“What’s the biggest snake you ever saw?”

“Oh, bother the snakes! I am tired of them.”

But the children were never tired of them. Heredity again, for the snake was the worst enemy of arboreal man.

“Daddy made soup out of a snake,” said Laddie. “Tell us about that snake, Daddy.”

Children like a story best the fourth or fifth time, so it is never any use to tell them that they know all about it. The story which they can check and correct is their favourite.

“Well, dear, we got a viper and we killed it. Then we wanted the skeleton to keep and we didn’t know how to get it. At first we thought we would bury it, but that seemed too slow. Then I had the idea to boil all the viper’s flesh off its bones, and I got an old meat-tin and we put the viper and some water into it and put it above the fire.”

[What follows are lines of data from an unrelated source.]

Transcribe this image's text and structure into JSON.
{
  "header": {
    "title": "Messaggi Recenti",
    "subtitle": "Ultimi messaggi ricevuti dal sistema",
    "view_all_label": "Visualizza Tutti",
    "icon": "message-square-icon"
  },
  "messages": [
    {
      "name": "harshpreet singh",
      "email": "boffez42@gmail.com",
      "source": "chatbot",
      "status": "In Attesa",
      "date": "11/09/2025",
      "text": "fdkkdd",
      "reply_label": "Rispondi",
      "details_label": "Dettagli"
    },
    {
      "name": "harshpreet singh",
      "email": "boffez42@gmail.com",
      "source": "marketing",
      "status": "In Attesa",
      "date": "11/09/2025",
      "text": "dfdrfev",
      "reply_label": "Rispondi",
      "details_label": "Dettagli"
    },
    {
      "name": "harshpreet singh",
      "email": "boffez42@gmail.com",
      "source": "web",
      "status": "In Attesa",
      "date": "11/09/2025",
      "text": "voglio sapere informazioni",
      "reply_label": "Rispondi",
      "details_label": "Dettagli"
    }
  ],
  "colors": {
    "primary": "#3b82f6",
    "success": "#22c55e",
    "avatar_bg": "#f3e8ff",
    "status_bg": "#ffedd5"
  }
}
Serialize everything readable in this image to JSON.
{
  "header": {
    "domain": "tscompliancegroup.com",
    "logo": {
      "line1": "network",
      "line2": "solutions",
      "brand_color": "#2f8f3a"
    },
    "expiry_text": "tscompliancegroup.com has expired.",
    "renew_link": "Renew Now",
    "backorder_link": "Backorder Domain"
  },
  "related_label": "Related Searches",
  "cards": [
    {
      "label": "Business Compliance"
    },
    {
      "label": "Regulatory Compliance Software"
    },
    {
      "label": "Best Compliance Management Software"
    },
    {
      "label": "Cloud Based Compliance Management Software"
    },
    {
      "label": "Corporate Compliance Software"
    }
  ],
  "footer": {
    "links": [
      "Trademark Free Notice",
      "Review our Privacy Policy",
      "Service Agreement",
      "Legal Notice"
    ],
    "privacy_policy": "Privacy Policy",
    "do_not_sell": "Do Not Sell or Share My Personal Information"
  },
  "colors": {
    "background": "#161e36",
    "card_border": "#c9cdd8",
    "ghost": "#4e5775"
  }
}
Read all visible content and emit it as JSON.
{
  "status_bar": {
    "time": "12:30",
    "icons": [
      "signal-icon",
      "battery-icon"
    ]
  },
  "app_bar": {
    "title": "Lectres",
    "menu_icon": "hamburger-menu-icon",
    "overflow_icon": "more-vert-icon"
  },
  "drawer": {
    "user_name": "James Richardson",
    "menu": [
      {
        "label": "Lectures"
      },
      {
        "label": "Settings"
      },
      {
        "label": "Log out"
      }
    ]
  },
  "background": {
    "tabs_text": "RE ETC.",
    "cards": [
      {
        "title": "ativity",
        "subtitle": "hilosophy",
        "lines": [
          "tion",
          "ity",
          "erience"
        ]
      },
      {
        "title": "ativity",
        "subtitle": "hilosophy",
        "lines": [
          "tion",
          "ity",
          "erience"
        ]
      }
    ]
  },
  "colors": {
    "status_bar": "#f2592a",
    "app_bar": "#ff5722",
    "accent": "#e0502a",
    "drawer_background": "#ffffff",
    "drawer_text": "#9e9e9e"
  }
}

“You hung it on a hook, Daddy.”

“Yes, we hung it on the hook that they put the porridge pot on in Scotland. Then just as it was turning brown in came the farmer’s wife, and ran up to see what we were cooking. When she saw the viper she thought we were going to eat it. ‘Oh, you dirty divils!’ she cried, and caught up the tin in her apron and threw it out of the window.”

Fresh shrieks of laughter from the children, and Dimples repeated “You dirty divil!” until Daddy had to clump him playfully on the head.

“Tell us some more about snakes,” cried Laddie. “Did you ever see a really dreadful snake?”